Although EDGE technology is slower than 3G services it has the distinctive advantage of being cheaper and – unlike the “walled garden” approach of 3G – the technology gives customers direct access to email, the Internet and television.
Orange, the mobile phone arm of France Telecom, has shuffled its expectations of EDGE take-up in a downward direction from its initial forecast of 500,000 subscribers by the end of December.
“We expect to have more than a million high-speed clients (EDGE and 3G) by the end of May 2006,” Orange Chief Executive Didier Quillot told a news conference.
Quillot added that he expected the total to stand at between 500,000 and 1 million by Christmas 2006, with the number of EDGE subscribers reaching 2 million by the end of 2006.
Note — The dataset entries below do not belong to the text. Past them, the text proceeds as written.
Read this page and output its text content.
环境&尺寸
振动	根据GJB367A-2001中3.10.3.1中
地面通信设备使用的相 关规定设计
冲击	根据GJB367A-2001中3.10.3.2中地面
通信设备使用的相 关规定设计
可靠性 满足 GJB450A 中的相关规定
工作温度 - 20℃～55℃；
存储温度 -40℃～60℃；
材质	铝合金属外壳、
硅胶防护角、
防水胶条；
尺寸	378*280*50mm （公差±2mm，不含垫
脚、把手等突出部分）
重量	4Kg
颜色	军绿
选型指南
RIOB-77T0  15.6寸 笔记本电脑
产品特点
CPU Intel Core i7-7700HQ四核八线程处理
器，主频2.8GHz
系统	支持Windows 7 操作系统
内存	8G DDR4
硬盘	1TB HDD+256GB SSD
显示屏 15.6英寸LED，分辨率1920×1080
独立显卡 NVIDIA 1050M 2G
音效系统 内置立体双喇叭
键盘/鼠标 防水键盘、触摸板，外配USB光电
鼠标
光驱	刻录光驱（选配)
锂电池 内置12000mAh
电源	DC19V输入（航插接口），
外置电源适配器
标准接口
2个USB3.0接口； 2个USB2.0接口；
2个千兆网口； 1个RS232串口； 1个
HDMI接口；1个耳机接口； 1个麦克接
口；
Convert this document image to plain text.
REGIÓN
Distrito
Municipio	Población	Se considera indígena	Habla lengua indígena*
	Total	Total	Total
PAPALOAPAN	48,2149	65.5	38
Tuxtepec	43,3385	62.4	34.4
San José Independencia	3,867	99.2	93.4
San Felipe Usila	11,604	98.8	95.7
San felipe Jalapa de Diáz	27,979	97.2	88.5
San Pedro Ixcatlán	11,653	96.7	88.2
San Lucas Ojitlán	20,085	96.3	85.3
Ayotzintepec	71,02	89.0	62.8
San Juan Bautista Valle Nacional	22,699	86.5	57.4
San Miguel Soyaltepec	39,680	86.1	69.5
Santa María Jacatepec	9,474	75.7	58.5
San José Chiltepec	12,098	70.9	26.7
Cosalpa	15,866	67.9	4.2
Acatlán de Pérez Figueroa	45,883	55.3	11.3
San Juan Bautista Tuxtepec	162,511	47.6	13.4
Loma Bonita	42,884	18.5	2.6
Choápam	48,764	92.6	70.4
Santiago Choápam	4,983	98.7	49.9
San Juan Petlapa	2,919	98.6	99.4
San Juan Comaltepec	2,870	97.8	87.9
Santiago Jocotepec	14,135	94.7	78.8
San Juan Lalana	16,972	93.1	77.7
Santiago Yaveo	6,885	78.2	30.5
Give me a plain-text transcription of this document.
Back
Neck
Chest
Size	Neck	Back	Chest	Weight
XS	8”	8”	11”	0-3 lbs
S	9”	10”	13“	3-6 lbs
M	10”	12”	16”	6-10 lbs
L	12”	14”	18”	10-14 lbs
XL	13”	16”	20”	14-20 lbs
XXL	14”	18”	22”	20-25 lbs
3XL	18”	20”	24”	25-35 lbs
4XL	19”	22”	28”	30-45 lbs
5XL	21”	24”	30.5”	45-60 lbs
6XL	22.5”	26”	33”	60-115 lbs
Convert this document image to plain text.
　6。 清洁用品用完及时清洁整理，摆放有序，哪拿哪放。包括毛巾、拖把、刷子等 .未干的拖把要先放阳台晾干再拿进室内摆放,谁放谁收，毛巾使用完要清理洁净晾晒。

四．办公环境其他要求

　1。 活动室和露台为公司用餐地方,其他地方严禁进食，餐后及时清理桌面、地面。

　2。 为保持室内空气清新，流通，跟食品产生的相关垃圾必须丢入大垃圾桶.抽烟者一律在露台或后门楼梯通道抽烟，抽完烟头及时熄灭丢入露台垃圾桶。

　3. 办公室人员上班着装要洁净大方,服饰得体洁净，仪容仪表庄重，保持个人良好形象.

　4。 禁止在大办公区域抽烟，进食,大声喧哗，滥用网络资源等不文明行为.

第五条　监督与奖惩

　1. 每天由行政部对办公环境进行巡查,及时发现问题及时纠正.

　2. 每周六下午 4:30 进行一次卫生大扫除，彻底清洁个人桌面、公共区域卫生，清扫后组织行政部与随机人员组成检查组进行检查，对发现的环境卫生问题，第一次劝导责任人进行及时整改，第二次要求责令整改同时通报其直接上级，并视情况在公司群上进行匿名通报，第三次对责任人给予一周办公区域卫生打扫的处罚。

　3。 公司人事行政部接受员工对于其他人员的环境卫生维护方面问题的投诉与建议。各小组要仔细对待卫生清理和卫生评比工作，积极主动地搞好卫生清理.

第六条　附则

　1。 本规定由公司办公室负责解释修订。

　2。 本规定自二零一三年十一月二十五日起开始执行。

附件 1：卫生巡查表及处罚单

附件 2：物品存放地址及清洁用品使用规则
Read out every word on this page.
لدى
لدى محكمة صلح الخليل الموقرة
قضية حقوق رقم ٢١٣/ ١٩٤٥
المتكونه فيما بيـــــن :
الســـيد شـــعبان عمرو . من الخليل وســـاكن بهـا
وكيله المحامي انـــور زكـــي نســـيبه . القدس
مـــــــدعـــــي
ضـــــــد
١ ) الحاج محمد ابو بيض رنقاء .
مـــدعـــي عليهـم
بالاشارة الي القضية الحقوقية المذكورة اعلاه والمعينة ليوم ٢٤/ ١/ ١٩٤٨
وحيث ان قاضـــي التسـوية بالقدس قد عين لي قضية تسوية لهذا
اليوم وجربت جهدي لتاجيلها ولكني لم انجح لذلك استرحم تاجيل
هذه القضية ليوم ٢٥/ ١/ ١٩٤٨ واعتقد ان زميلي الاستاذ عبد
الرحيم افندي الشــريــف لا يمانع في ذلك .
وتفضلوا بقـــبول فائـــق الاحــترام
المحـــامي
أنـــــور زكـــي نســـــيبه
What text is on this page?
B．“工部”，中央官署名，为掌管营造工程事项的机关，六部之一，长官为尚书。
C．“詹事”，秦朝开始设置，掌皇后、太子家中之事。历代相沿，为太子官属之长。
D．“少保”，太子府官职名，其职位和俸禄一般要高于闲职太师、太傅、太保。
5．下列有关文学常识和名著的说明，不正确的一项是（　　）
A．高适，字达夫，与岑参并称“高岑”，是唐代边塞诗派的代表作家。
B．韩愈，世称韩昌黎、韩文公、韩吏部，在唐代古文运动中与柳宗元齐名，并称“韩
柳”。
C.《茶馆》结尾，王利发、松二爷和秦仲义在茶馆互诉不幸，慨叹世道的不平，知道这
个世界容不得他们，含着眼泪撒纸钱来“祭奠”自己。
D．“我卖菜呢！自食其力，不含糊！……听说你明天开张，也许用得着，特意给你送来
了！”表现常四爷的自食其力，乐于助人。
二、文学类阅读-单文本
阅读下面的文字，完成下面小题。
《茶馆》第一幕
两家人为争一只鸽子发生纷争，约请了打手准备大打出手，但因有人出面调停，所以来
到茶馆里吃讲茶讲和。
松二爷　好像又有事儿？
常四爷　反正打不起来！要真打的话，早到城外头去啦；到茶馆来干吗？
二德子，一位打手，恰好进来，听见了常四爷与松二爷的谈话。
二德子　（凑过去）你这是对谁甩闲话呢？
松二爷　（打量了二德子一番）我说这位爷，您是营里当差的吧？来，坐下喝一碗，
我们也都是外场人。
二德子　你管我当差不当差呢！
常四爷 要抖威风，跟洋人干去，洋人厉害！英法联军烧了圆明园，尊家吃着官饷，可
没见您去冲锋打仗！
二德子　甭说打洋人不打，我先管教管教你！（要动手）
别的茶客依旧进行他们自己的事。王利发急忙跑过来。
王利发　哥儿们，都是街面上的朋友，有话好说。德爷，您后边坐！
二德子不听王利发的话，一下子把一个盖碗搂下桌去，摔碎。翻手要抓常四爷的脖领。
Monsieur Quillot revealed that Orange had 110,000 3G subscribers by the end of May – nudging higher than their rivals, SFR, with 100,000 subscribers.
SFR expects to have scooped up around 500,000 3G subscribers by the end of the year.
Currently, Orange’s EDGE service offer coverage of some 85 percent of France’s population, against the 45 percent coverage offered by its 3G network.
3G coverage is expected to rise to over 50 percent by the end of 2005 and continues upward to around 60 percent by end of 2006.
Orange has stated that it will invest over 200 million euros in 2005 and 2006 to make its network compatible with EDGE.
EDGE stands for Enhanced Data rates for Global Evolution and is a radio based high-speed mobile data standard, which enables television, video and music to be received on an Orange Intense mobile phone at any time.